The next generation outer divertor target proposed for C-Mod is intended to operate with edge physics behavior that is 'Demo-like', i.e., it will be capable of operating at a bulk tile and structure temperature of 600C. The proposed design exposes a vertical cylinder covered with tungsten lamellae tiles to the divertor heat flux. Heat load variation along the height of the cylindrical target has been specified and is being considered in the tile design.

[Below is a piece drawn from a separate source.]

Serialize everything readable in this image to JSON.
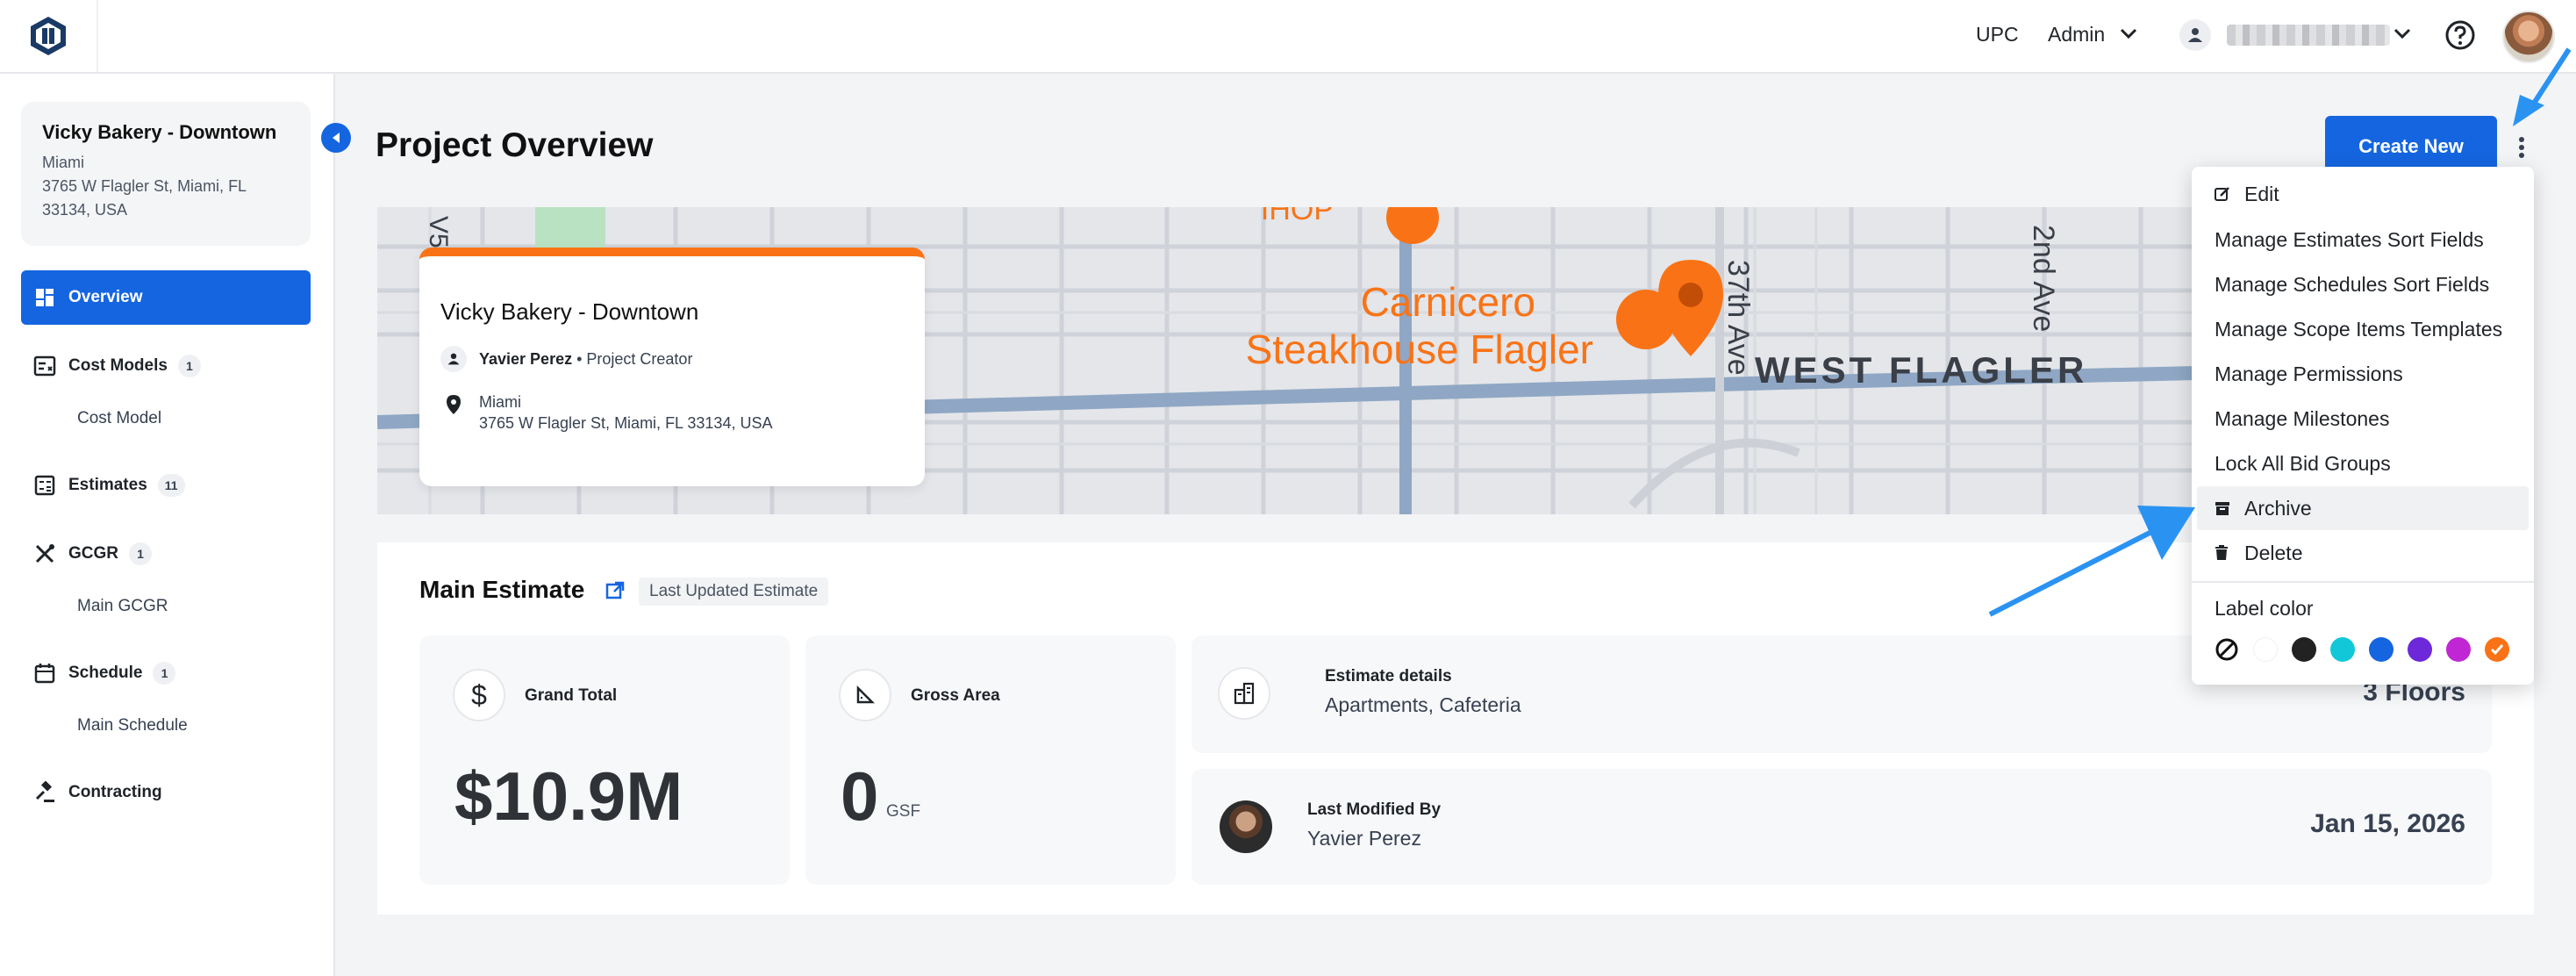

The design must allow for differential radial thermal expansion of the cylindrical structure. It is intended to be toroidally continuous with a high tolerance on axisymmetry to improve alignment with the plasma and limit interactions of disruption induced currents with the toroidal field. Inductively driven axisymmetric disruption currents are calculated using electromagnetic transient simulations previously employed for RF antennas and the cryopump. Disruption-induced halo currents are expected to flow though the structure, which have proved troublesome for the old outer divertor structure. The new toroidally continuous structure will be intrinsically strong with respect to axisymmetric mechanical loads, although the support hardware will also need to be robust to resist movement during non-axisymmetric halo loads. Halo current specifications for the outer divertor have been developed, and halo current paths that minimize loading are "forced" with appropriate use of insulation and grounding straps. Radiative energy transfer to other components in the vessel makes sustained operation of the outer divertor at elevated temperatures difficult.